モンスターはただの怪獣じゃないんです。生物なんです。
もっと沢山のモンスターや環境生物を登場させて、彼らの生態系を描くことこそが、『モンスターハンター』を映画にする意味なのでは?
ハンター達の生活ぶりが伝わらないのも不満点。
原作には、ハンターたちが生活する拠点「アステラ」という村があり、そこで彼らの暮らしぶりがわかる。
どういうものを食べ、どういう仕事をして、どういう家に住んでいるのかが描かれる。
でもこの映画じゃ、ハンターが何をやっている人たちなのか、どんな背景があるのかさっぱりわからない。
意味ありげな登場人物たちもただのモブとしてしか機能していない。

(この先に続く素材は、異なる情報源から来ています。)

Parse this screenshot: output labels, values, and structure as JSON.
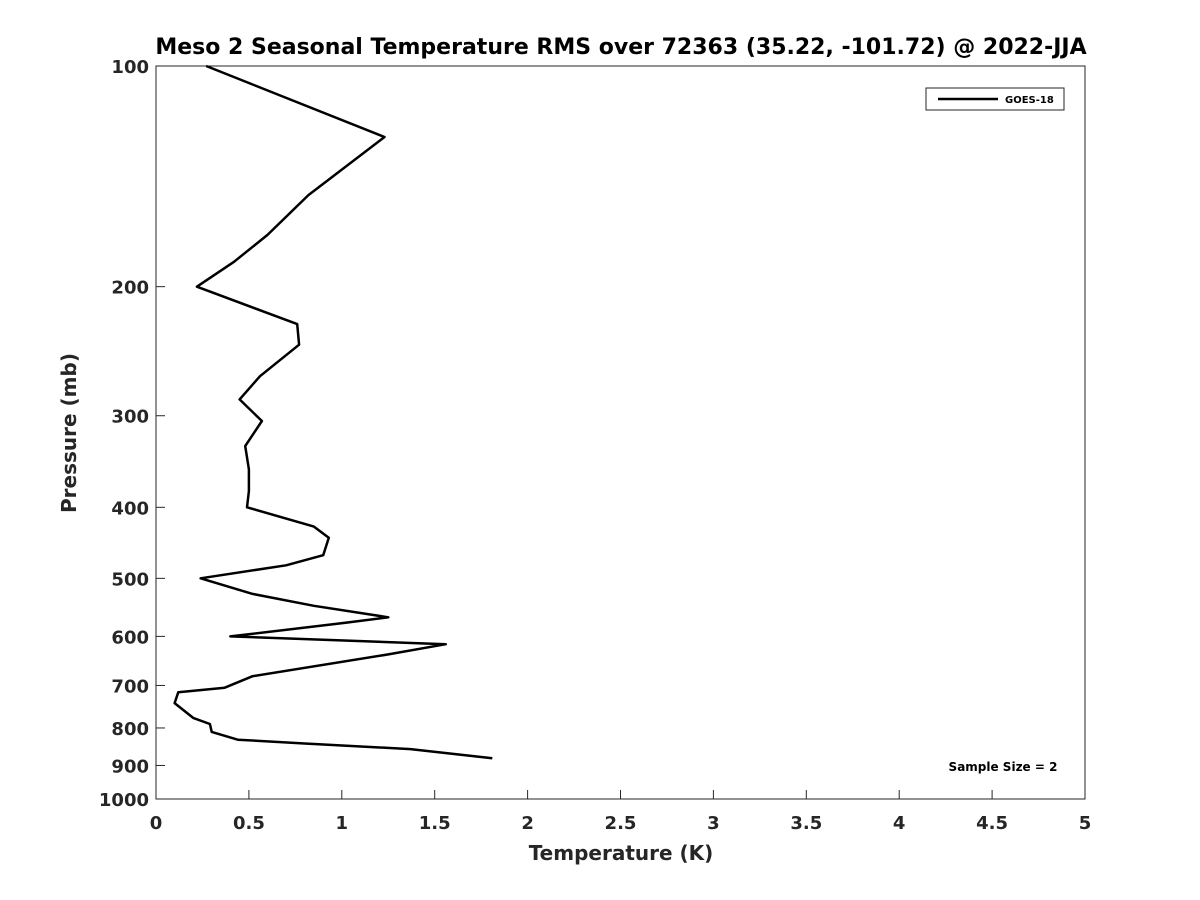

これじゃダメでしょう。
前述したモンスターの生態系やハンターの生活のディテールこそ、ハイ・ファンタジーを描く上で最も重要なポイント。
本当にこういう世界が存在しているんじゃないかと思わせてくれるほど細かいところを描き込まないと、ハイ・ファンタジーの世界は途端に嘘くさくなってしまい白けてしまう。
色々と書いたが、なんとな〜く鑑賞する分には十分楽しめるポップコーンムービー。
「モンスターハンター」ファンであればあるほど気になるところも出てくるかもしれない。
ただ、モンスターの迫力は間違いなく凄いので、むしろモンハンを知らない人の方が楽しめるかも。
映画館で鑑賞する価値は十分にあると思います☀️
「モンハン」といえばテーマソングの「英雄の証」!
これが映画中で流れなかったこと凄くがっかりしたんだけど、どうやら吹き替え版ではエンドロールで流れたっぽい?
それが本当ならやるじゃん!吹き替え版!
…私感を述べると、「豪華声優陣」とか言っている映画やアニメ、ゲームほどつまらない。
声優以外にプッシュするポイントがない、ということだから。
本作のホームページをみると松坂桃李がミラ・ジョヴォヴィッチと共演したかのようにみえる。
これはちょっと誤解を生むんじゃ…。
松坂桃李を客寄せパンダみたいに使うのはちょっと気ぃ悪いね。